SUNDAY FLORIDA EDITORIAL ROUNDUP
First, let me explain that if this weekly feature does not seem as complete as usual, it is due to the fact that I am leaving early this morning due to work commitments.
Beginning in the Panhandle, the Pensacola News Journal applauds the recent purchase by the Nature Conservancy of more than 11,000 acres of undeveloped land in nearby Santa Rosa County from International Paper Company. The newspaper reminds us that saving land from development is often the best way to reduce government spending (read: infastructure) and avoid increases in property taxes.
In the state capitol, today's Tallahassee Democrat notes that area officials and the community have done a lot to improve it's standing among mid-size cities across the nation. But it says there is still more to be done, and with changes in the air on several fronts, it is important that the city not simply rely on it's Southern charm and natrual beauty, but become more savvy as well.

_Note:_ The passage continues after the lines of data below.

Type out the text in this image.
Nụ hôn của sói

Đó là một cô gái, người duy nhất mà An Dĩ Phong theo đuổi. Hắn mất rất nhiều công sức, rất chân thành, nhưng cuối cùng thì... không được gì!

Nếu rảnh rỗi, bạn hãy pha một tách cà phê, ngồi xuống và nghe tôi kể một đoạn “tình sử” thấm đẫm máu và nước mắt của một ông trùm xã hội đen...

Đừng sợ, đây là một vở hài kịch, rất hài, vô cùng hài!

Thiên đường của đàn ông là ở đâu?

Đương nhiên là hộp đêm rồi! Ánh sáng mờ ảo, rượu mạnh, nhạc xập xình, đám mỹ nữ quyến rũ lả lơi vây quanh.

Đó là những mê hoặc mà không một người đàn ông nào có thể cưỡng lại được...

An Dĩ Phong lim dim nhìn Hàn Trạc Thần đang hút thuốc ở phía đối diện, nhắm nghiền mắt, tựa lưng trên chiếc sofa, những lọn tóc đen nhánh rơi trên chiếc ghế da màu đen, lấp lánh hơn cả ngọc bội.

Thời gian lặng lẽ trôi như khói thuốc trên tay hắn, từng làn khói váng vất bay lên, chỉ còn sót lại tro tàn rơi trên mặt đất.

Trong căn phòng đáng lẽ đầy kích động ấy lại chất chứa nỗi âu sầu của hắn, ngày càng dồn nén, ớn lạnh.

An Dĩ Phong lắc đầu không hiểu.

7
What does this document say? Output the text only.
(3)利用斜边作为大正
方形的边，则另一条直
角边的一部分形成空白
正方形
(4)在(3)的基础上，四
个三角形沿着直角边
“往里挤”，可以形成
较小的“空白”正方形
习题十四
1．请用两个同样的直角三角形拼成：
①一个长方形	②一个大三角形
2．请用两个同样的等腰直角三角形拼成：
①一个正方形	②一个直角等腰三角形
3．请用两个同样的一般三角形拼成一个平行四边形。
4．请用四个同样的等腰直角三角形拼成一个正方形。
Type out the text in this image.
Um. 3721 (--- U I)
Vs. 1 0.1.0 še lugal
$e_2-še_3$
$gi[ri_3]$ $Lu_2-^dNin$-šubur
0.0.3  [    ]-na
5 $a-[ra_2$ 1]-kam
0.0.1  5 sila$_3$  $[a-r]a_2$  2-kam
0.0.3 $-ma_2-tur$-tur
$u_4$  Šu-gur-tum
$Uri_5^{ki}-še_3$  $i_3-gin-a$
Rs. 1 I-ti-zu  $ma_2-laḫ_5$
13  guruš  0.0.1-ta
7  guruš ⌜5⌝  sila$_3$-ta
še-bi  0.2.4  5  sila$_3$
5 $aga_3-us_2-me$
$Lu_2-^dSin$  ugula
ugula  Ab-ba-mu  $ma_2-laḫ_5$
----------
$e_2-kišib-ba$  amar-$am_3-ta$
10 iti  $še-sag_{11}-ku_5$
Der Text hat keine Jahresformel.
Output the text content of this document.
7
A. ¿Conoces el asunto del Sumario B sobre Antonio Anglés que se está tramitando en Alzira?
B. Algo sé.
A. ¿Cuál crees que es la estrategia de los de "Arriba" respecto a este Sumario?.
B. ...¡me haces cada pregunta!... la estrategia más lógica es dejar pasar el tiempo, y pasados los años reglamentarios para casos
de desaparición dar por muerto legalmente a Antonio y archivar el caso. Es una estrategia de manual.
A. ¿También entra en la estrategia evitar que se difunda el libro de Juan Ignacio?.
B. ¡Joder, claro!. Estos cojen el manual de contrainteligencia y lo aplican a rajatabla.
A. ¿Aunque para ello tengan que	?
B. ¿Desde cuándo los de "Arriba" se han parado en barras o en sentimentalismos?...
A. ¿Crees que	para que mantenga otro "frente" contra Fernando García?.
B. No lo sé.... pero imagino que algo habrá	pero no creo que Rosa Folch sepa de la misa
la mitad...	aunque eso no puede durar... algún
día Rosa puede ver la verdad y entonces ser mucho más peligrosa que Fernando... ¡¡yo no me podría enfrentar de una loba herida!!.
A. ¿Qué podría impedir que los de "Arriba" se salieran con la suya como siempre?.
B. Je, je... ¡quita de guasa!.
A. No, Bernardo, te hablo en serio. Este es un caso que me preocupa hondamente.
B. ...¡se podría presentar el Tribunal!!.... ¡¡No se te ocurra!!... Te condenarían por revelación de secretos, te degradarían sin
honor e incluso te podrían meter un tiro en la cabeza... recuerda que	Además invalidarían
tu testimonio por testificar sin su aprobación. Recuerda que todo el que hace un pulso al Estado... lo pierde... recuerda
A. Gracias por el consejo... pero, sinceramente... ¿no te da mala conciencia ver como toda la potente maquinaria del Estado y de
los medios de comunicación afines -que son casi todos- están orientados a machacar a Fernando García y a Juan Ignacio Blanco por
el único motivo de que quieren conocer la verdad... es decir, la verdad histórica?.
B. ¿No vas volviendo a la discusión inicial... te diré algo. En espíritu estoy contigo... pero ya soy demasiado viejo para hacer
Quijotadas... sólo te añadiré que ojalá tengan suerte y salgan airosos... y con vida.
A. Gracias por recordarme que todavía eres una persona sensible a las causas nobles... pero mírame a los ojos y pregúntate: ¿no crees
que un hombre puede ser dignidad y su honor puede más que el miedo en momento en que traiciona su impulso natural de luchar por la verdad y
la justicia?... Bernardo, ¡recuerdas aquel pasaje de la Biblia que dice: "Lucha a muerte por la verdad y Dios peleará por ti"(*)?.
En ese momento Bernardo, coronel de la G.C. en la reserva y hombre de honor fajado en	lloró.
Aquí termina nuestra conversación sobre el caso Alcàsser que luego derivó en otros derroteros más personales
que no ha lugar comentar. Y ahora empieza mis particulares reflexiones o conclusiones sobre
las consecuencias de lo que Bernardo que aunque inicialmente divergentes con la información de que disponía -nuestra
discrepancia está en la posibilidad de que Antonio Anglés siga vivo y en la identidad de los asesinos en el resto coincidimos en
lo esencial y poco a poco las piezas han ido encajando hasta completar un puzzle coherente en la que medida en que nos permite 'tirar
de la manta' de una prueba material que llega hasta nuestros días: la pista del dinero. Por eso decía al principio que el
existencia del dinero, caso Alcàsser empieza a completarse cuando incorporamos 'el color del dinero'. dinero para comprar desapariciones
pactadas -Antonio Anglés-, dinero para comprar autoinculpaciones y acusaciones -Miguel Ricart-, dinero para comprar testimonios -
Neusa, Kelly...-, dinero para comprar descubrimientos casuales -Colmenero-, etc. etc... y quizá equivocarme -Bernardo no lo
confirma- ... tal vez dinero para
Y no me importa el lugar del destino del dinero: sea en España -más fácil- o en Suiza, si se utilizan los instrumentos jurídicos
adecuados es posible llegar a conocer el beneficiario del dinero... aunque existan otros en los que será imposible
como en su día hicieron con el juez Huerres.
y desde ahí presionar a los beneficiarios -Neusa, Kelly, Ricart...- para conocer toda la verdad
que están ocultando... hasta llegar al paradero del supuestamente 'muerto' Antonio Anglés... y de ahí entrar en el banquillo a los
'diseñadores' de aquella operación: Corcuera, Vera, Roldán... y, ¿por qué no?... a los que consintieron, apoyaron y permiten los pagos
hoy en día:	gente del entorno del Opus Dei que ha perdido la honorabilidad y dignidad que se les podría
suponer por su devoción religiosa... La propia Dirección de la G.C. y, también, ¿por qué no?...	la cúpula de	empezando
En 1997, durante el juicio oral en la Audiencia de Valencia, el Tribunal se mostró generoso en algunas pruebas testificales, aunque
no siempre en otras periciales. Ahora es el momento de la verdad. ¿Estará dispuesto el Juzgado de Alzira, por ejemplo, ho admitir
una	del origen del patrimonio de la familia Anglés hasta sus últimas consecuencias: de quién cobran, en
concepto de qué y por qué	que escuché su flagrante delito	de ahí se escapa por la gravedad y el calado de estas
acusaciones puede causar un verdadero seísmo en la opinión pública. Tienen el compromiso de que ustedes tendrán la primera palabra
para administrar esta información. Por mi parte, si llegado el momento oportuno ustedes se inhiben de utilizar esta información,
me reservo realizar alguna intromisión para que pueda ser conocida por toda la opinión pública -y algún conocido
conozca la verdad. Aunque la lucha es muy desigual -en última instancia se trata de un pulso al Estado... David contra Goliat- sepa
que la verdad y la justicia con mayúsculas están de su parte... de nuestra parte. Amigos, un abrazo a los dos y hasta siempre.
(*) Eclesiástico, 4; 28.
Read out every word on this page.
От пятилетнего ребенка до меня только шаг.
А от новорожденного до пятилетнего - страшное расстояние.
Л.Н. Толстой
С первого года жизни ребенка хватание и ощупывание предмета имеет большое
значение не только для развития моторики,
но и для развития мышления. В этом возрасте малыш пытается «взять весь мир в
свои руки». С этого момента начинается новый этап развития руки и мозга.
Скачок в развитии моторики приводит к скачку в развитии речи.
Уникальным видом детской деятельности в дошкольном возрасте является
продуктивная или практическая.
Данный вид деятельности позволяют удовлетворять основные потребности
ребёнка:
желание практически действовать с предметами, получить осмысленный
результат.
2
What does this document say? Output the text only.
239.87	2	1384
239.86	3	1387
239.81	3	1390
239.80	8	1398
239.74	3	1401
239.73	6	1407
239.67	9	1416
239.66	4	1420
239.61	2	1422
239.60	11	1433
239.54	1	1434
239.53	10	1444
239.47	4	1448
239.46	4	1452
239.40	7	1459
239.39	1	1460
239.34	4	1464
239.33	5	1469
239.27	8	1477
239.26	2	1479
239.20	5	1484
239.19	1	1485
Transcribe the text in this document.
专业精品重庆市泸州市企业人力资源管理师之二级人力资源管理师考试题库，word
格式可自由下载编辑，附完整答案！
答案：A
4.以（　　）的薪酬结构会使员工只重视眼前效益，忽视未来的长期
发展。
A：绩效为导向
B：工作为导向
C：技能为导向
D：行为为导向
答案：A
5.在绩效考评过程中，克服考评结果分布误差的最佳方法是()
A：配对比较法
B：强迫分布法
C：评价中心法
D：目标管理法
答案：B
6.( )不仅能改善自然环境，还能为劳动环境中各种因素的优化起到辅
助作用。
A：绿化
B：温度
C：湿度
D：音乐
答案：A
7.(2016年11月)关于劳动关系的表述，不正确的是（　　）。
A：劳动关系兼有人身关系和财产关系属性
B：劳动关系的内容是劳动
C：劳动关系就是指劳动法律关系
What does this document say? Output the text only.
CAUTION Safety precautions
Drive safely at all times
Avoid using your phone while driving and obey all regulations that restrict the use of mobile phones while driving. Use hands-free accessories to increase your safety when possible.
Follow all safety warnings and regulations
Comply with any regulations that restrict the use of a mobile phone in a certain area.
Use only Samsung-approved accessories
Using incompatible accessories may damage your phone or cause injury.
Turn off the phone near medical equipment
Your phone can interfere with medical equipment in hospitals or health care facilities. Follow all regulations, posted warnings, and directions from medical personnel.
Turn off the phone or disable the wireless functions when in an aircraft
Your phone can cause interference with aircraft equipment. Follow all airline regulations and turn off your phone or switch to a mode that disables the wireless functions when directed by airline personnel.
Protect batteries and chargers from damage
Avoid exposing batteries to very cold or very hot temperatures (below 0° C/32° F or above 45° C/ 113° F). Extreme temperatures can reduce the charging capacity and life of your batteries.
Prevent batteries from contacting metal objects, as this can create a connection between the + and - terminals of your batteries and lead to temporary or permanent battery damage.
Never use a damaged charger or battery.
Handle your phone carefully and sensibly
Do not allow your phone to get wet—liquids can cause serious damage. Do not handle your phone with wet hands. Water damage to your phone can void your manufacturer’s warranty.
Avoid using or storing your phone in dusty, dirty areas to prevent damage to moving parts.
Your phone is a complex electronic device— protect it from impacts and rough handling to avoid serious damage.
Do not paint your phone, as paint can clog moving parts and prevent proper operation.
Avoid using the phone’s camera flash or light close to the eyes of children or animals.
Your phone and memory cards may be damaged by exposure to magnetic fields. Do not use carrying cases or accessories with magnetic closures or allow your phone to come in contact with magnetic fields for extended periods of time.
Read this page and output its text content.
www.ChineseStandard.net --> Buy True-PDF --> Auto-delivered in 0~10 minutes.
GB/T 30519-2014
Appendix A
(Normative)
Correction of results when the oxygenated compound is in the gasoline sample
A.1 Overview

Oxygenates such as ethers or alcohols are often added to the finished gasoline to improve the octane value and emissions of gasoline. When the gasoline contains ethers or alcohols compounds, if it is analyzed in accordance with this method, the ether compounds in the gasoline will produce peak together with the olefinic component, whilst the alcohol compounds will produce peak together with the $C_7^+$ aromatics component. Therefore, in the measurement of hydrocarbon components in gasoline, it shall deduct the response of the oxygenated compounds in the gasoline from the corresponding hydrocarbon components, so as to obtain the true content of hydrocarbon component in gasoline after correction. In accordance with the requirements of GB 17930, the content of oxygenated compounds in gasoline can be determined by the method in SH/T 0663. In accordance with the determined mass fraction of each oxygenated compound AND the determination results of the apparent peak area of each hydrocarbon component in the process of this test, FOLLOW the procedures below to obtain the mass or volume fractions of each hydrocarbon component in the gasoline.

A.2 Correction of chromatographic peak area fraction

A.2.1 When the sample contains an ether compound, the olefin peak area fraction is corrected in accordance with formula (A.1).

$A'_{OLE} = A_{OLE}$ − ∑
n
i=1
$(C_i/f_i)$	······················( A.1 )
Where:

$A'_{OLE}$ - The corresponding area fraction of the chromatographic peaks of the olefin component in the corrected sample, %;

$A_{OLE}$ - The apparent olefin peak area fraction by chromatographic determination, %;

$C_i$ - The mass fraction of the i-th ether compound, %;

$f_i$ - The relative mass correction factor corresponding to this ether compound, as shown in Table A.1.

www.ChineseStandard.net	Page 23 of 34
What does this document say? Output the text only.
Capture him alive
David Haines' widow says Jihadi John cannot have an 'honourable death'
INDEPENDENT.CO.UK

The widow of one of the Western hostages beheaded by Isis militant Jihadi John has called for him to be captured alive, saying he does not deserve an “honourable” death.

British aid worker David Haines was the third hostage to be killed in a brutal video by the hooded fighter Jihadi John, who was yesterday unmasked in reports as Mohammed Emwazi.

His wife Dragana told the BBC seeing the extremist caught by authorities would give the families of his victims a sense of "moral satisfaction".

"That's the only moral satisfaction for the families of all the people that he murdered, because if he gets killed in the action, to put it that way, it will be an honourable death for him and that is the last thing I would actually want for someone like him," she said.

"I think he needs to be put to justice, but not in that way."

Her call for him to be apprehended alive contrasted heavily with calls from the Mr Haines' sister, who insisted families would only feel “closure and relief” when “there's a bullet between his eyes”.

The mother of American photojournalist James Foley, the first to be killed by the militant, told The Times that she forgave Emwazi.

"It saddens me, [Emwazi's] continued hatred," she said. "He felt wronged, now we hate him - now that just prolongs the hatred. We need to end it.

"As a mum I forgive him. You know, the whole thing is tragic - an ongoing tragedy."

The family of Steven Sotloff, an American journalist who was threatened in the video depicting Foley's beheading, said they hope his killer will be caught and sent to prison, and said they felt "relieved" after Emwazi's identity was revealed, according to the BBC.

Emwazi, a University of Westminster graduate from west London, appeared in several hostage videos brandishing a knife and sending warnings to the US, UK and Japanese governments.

What do you do with a gutted historic landmark which was once a major centre of Jacksonville's LaVilla neighbourhood and the city's African-American community? The Florida Times Union says the city should take back the Genovar's Hall land from a fraternity it had deeded the site to and financially supported as the project to restore the building lacked focus on several fronts.
Former President Bill Clinton may have been out of office for awhile, but he continues to work, building on the relationships and connections he made while in office to benefit his foundation. It made news this past week with announcements made at Clinton's Global Initiative for a $10 million clean water initiative for Africa and British billionaire Sir Richard Branson's commitment of $3 billion over ten years to combat global warming. The Gainesville Sun notes that however people may think about Clinton's term in the White House, the time after is proving to be time well spent.
Today's Ocala Star Banner editorial reminds readers that the area's annual One Book, One Community literacy and community building programme begins today. It mentions that the Marion County Public Library, which sponsors the event, has chosen Marjorie Kinnan Rawlings' Pulitizer Prize-winning classic The Yearling as the featured book for residents to pick up. Rawlings lived in the Cross Creek area of Marion County, based many of her stories on the Florida "Crackers" who lived near her, and The Yearling is based in the area.
As citizens throughout much of Florida are complaining about their tax bills, the Daytona Beach News Journal uses it's editorial space today to promote the idea of reforming the state's tax system...especially in the areas of sales and property taxes. It mentions that by eliminating special interest tax breaks, Floridia's sales tax could realistically be lowered from the current six percent to four percent without losing revenue.
Just down I-4, the Orlando Sentinel takes note of a master plan for downtown Orlando recently commissioned by local officials, and supports the effort saying that it is vital that leaders throughout the region realize that it's fortunes rely on a vibrant, active downtown area.
Here at home, the Lakeland Ledger looks at the motion picture rating system and the need for changes to make it fairer. The editorial highlights a new documentary by filmmaker Kirby Dick, This Film Is Not Yet Rated, that show flaws in the system, and raters who no longer meet the Motion Picture Association of America's guidelines for the post.